In some cases, complementary therapies may help the condition completely to full recovery, but in my case, even my GP could not diagnose my condition. He thought I was having a heart attack because I couldn't breathe and that was how I found myself in the Accidents & Emergency department where, a bright young doctor, after numerous tests, decided there was nothing wrong with my heart, and listened to me when I asked her questions about why my tummy was so swollen. After ordering X-rays for my tummy, it was obvious why I couldn't breathe. There was a massive tumour pushing up around my heart, lungs and diaphragm – the rest is history, but had it not been for her quick thinking, I would not be sitting at my computer writing this article eight months later.
Lessons of Love
By far the most important lesson I learned during my illness (and there were many of them) was to allow myself to receive all the love and good wishes for my well-being which flowed towards me in a never-ending stream. It was quite amazing and overwhelming for me to discover just how many people loved me, respected me, or simply wanted to share in my healing journey. I was even told of a therapist I knew only slightly and who lived in New York, arranging prayer meetings for me! I felt most humbled by this outpouring of love. When you are a therapist, it is much easier to give than to receive. I now receive willingly and with gratitude, but it took a crisis of this nature to really understand and experience the immense generosity of people, some of whom I barely knew. I was so fortunate too, to have the wonderful support of my children, daughter-in-law, relatives and numerous friends. They washed my clothes, made me chicken soup, gave me books and sent me cards. I had so many visitors that the nurses were anxious I wasn't getting sufficient rest. And the phone rang, 'off the hook'.

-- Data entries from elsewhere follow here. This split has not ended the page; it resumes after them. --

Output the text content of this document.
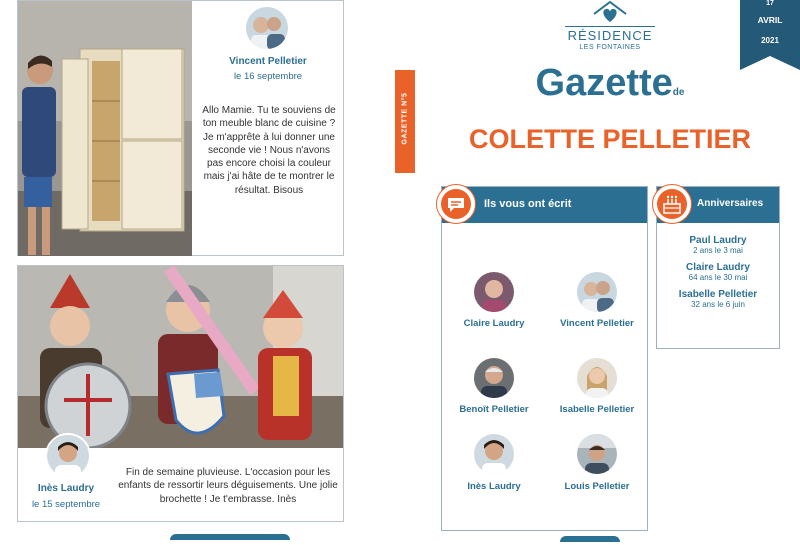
Vincent Pelletier
le 16 septembre
Allo Mamie. Tu te souviens de ton meuble blanc de cuisine ? Je m'apprête à lui donner une seconde vie ! Nous n'avons pas encore choisi la couleur mais j'ai hâte de te montrer le résultat. Bisous
Inès Laudry
le 15 septembre
Fin de semaine pluvieuse. L'occasion pour les enfants de ressortir leurs déguisements. Une jolie brochette ! Je t'embrasse. Inès
GAZETTE N°5
RÉSIDENCE
LES FONTAINES
17
AVRIL
2021
Gazettede
COLETTE PELLETIER
Ils vous ont écrit
Claire Laudry	Vincent Pelletier
Benoît Pelletier	Isabelle Pelletier
Inès Laudry	Louis Pelletier
Anniversaires
Paul Laudry
2 ans le 3 mai
Claire Laudry
64 ans le 30 mai
Isabelle Pelletier
32 ans le 6 juin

My elder daughter who lives in Washington DC flew over for just four days to see me. My brother came from Australia (I hadn't seen him for eight years) and my sister from California. Perhaps they all thought I would die, but I knew I wasn't ready for the 'Grim Reaper' yet.
I was recently recounting this experience to a friend's partner. He had tears in his eyes. He told me that he was so moved to hear that even though I was going through so much trauma I could still see that I had received such blessings. His comments reminded me of the Buddhist analogy of the lotus plant which grows in deep mud, yet produces such a beautiful flower. We all have the potential to discover our spiritual side and inner beauty. We just need to be willing to make the journey.
Beyond Chemotherapy Flower Essences will not be available until the summer.
Nola Cross said..
This article was very helpful to me. I just learned today that I will need chemo followup to a total hysterectomy for cancer. Like the author, I have always thought that I would never poison myself with chemicals. Now I realize how important it is for me to change my view of the process and welcome it as a healing agent. I was glad to read of her process. I will incorporate many of her suggestions. Peace and blessings to you.